Les gouvernements européens qui ont entrepris de grandes réformes l’ont fait parce qu’ils avaient un sens profond de la crise, parce que les électeurs croyaient qu’il n’y avait pas d’autre alternative et parce que les dirigeants politiques ont eu la conviction que le changement était inévitable. Rien de tout cela correspond a un portrait de  M. Hollande ou de  la France. Pendant la campagne électorale, M. Hollande  a très peu mentionné la nécessité d’une réforme favorable aux entreprises, concentrant  son discours plutôt sur la fin de l’austérité. Son Parti , le parti socialiste reste archaïque  et hostile au capitalisme: et a partir du moment ou il a commencé à mettre en garde quant à la compétitivité de la France, sa cote de popularité a plongé. Pire, la France s’évertue a viser une cible en mouvement. Tous les pays de la zone euro font des réformes structurelles, et surtout plus rapidement  et plus intensément  que  la France. Le FMI a récemment averti que la France risque d’être distancée par l’Italie et l’Espagne.

L’enjeu n’est pas seulement l’avenir de la France, mais celui de l’euro. M. Hollande a correctement harcelé Angela Merkel pour éviter de rendre l’austérité trop insupportable. Mais il s’est dissimulé derrière sa serviette quand il s’est agi de l’intégration politique nécessaire pour résoudre la crise de l’ euro. Il doit y avoir davantage de contrôle au niveau européen sur les politiques économiques nationales. La France a ratifié a contrecœur le récent pacte budgétaire qui donne a Bruxelles des  pouvoirs budgétaires accrus. Mais ni les élites  ni les électeurs ne sont prêts à accepter davantage de transferts de souveraineté, tout comme ils ne sont pas préparés pour de profondes réformes structurelles.
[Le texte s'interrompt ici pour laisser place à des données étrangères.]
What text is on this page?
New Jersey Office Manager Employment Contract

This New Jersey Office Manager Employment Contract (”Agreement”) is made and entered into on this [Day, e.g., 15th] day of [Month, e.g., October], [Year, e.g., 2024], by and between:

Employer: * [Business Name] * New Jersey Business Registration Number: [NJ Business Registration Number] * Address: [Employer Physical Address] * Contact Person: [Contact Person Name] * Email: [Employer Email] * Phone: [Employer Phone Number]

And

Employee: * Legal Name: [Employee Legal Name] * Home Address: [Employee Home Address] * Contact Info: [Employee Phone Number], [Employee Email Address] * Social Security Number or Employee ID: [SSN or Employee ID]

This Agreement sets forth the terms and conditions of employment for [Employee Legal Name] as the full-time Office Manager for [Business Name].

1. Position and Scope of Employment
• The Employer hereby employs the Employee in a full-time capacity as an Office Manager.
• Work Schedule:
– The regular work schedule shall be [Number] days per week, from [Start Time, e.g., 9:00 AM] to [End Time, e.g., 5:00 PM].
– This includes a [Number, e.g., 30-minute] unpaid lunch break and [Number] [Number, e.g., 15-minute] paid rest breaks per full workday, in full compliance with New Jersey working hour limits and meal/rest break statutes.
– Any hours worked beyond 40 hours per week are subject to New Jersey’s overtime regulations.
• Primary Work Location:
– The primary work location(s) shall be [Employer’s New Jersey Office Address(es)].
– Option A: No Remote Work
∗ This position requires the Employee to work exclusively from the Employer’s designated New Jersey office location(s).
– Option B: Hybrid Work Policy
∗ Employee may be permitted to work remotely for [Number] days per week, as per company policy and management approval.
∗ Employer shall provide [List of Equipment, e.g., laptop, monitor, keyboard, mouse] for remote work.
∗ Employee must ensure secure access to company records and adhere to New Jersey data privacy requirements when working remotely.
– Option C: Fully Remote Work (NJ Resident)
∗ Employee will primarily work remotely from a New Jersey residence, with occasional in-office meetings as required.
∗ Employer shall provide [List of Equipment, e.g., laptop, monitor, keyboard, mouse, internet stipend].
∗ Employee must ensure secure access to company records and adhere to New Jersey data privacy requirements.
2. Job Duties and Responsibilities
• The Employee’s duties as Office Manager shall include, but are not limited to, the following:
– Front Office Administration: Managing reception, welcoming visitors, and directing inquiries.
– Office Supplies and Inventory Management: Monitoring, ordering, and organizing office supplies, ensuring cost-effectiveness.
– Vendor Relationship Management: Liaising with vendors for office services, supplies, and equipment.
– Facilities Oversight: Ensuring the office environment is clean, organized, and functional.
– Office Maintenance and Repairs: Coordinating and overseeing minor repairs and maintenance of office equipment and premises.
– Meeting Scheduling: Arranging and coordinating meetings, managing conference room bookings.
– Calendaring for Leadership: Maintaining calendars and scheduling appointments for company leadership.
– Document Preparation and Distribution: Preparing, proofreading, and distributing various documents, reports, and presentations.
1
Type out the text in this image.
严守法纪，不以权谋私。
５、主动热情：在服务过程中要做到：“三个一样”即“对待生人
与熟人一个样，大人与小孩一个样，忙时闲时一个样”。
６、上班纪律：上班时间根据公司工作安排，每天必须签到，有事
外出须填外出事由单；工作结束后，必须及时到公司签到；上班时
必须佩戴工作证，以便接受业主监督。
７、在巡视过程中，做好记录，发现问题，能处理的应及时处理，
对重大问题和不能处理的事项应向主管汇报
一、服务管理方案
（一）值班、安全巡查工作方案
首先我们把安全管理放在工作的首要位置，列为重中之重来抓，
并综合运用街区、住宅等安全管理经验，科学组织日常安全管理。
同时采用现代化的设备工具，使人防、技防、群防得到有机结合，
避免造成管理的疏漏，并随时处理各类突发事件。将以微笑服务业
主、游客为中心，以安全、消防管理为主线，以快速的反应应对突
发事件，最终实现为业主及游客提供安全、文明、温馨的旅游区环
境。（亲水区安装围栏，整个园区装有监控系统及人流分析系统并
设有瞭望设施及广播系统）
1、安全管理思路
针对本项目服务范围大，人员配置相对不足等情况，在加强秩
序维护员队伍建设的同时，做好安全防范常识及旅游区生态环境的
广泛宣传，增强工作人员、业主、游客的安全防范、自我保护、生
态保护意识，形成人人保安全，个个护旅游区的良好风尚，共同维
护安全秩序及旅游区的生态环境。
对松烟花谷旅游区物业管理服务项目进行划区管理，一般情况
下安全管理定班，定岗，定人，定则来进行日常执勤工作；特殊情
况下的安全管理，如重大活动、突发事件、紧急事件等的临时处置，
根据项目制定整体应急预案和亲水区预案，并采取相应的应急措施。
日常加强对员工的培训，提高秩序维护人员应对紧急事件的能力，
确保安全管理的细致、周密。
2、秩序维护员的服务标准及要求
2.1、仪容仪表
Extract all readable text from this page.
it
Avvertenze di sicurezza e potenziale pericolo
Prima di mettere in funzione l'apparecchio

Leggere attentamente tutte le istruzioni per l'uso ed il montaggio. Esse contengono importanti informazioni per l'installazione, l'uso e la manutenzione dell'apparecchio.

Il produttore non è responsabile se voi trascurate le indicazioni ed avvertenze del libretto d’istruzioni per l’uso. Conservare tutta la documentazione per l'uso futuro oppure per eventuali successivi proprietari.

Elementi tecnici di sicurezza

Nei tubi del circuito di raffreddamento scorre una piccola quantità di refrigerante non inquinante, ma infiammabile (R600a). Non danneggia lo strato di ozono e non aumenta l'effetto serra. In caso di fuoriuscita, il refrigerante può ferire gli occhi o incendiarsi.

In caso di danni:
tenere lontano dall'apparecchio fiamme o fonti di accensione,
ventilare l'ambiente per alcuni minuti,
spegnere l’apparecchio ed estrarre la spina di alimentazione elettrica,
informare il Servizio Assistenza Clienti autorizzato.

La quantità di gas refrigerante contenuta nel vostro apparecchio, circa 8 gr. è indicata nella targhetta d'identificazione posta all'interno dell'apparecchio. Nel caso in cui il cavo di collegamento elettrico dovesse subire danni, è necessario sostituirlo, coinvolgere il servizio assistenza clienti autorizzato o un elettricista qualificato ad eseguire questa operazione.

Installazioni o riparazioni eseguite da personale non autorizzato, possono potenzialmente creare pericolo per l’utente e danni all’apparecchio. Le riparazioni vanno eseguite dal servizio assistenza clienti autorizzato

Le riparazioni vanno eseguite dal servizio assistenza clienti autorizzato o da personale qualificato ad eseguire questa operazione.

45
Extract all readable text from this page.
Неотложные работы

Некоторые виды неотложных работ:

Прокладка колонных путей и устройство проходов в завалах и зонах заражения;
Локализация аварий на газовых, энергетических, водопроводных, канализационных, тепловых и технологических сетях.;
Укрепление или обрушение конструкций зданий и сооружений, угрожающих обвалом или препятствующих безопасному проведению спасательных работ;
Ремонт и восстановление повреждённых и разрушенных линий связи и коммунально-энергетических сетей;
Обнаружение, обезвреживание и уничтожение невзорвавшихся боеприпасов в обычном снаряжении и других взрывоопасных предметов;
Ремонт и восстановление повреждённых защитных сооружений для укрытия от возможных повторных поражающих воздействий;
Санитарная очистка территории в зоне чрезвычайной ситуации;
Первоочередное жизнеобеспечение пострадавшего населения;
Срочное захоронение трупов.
Alors que la plupart des pays s’interrogent sur la part de souveraineté a laquelle ils devront renoncer, la France est résolument dans le déni de tout débat sur l’avenir de l’Europe.  M. Hollande s’est grièvement carbonisé  lorsque en 2005 les électeurs ont rejeté le traité constitutionnel de l’U.E, sachant que son parti (socialiste) s’était divisé sur la question. Une répétition de cette situation précipiterait la monnaie unique dans le chaos.

 

Trop important pour ne pas réussir?

Notre dernier rapport spécial sur un grand pays européen (en Juin 2011) concernait  l’échec de l’Italie à  se réformer avec Silvio Berlusconi, aux affaires. A la fin de l’année, il  en était  écarté et le changement commençait.  Jusqu’à présent, les investisseurs ont été indulgents pour la France, en effet, les taux d’intérêt à long terme ont un peu baissé. Mais tôt ou tard la monnaie va baisser. On ne peut  défier l’économie trop longtemps.

 

Sauf si  M. Hollande montre qu’il est véritablement engagé à changer le chemin de son pays tel que cela s’est pratiqué ces 30 dernières années, la France perdra la confiance des investisseurs et de l’Allemagne. Comme plusieurs pays de la zone euro l’ont éprouvé, le sentiment n’a pas lieu d’être dans des marchés  qui peuvent évoluer rapidement. La crise pourrait frapper dès l’année prochaine. Les précédents bouleversements monétaires européens ont souvent commencé ailleurs et finiront cette fois par engloutir la France, qui plus encore que l’Italie ou l’Espagne pourrait être le pays  où le sort de l’euro se décide. M. Hollande n’a pas beaucoup de temps pour désamorcer la bombe à retardement au cœur de l’Europe.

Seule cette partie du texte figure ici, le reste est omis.